The present invention relates to conductivity modulated MOSFETs, and contemplates improvements in latch-up prevention and reduction of on resistance.
One conventional example which is disclosed in a U.S. Pat. No. 4,364,073 is shown in FIG. 9. As shown in FIG. 9, a conductivity modulated MOSFET device of this example includes a p.sup.+ anode region 21 for supplying holes to be injected, and an n base region 22 serving virtually as a drain. Between the anode region 21 and the n base region 22, there is formed an n.sup.+ buffer layer 23 for controlling the efficiency of hole injection.
In a topside of the n base region 22, at least one pair of a p channel region 26 and an n.sup.+ source region 27 are formed by DSA (Diffusion Self Alignment) technique. An insulated gate is formed on the surface of the channel region 26 between the n.sup.+ source region 27 and the n base region 22. The insulated gate includes a gate insulating oxide film 28 formed on the semiconductor surface and a gate electrode 29 formed on the oxide film 28.
A source electrode 33 is connected with the source region 27 and the channel region 26, and an anode electrode 34 is formed on a bottom of the anode region 21.
Application of a required positive voltage to the anode electrode 34, and a gate voltage above a threshold voltage to the gate electrode 29 changes a channel portion 26a which is a surface layer of the channel region 26 just below the gate electrode 29, into a conducting state, in which, electrons flow from the n.sup.+ source region 27 through the channel portion 26a into the n base region 22. On the other hand, a great number of holes (minority carriers) are injected from the p.sup.+ anode region 21 into the n base region 22. The buffer layer 23 controls the efficiency of this hole injection.
In the n base region 22, some of the injected holes disappear by recombining with electrons conveyed through the channel portion 26a, but other holes flow into the channel region 26 and reach the source electrode 33. Nevertheless, a large quantity of carriers is accumulated in the n base region 22, so that the conductivity is modulated or increased, and the on resistance is dramatically reduced.
Thus, the conductivity modulated MOSFET is characterized by its very low on resistance and high withstand voltage.
However, in the conductivity modulatd MOSFET, there are formed a parasitic pnp transistor Q.sub.1 and a parasitic npn transistor Q.sub.2, which are connected to form a pnpn thyristor, as shown in an equivalent circuit of FIG. 10. A resistance Rb is a base resistance of the transistor Q.sub.2, which is formed in the channel region 26.

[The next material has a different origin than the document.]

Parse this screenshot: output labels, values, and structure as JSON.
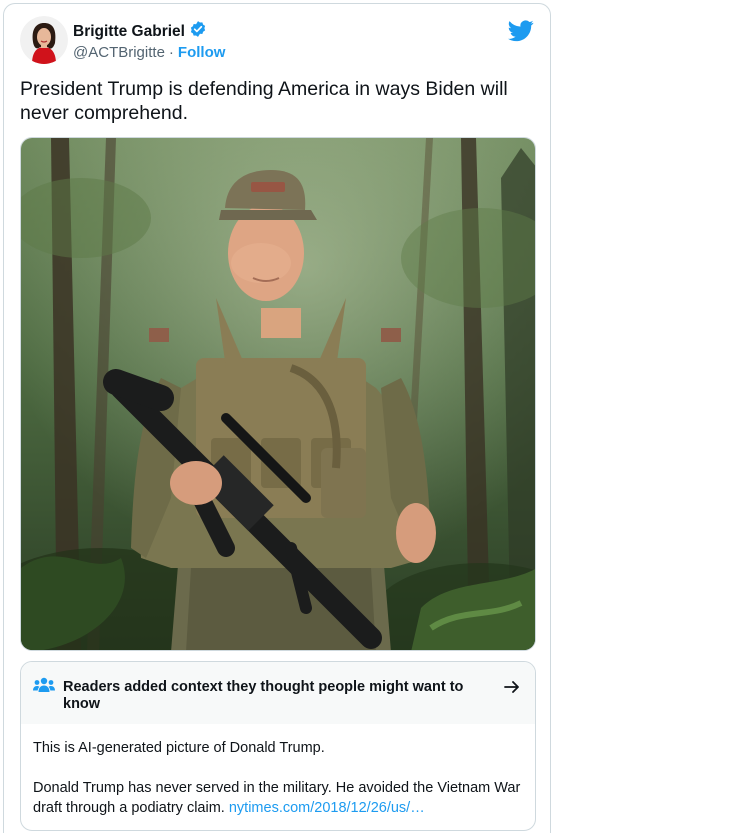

In this structure, a voltage drop Ib.multidot.Rb is developed across the resistance Rb by the flow of a current Ib due to the holes which are injected from the p.sup.+ anode region 21 equivalent to the emitter of Q.sub.1 and reaches the channel region 26 equivalent to the collector of Q.sub.1. If this voltage drop exceeds a base threshold voltage (0.6 V) of Q.sub.2, then the transistor Q.sub.2 turns on, and increases its collector current, i.e., a base current of the transistor Q.sub.1. Consequently, the current Ib which is a collector current of Q.sub.1 is increased, and a base current of Q.sub.2 is increased. In this way, a positive feedback loop is formed, and the device falls into latch-up, which cannot be cancelled until interruption of the power supply.
In order to prevent such a latch-up, it is important to decrease the resistance Rb formed in the channel region 26, and the current Ib flowing through Rb.
In conventional conductivity modulated MOSFETs, therefore, the efficiency of the hole injection is decreased by forming the n.sup.+ buffer layer 23 adjacent to the p.sup.+ anode region, or the current amplifications of the parasitic transistors Q.sub.1 and Q.sub.2 are degraded by introducing a lifetime killer into the substrate by Au diffusion or irradiation with electrons.
However, it is not possible to sufficiently reduce the on resistance when the hole injection efficiency is decreased, and the lifetime killer is distributed over the entirety of the substrate, so that there is a tendency to affect the fundamental operation of the MOSFET, and it becomes difficult to control the gate threshold voltage at a predetermined value in the fabrication process.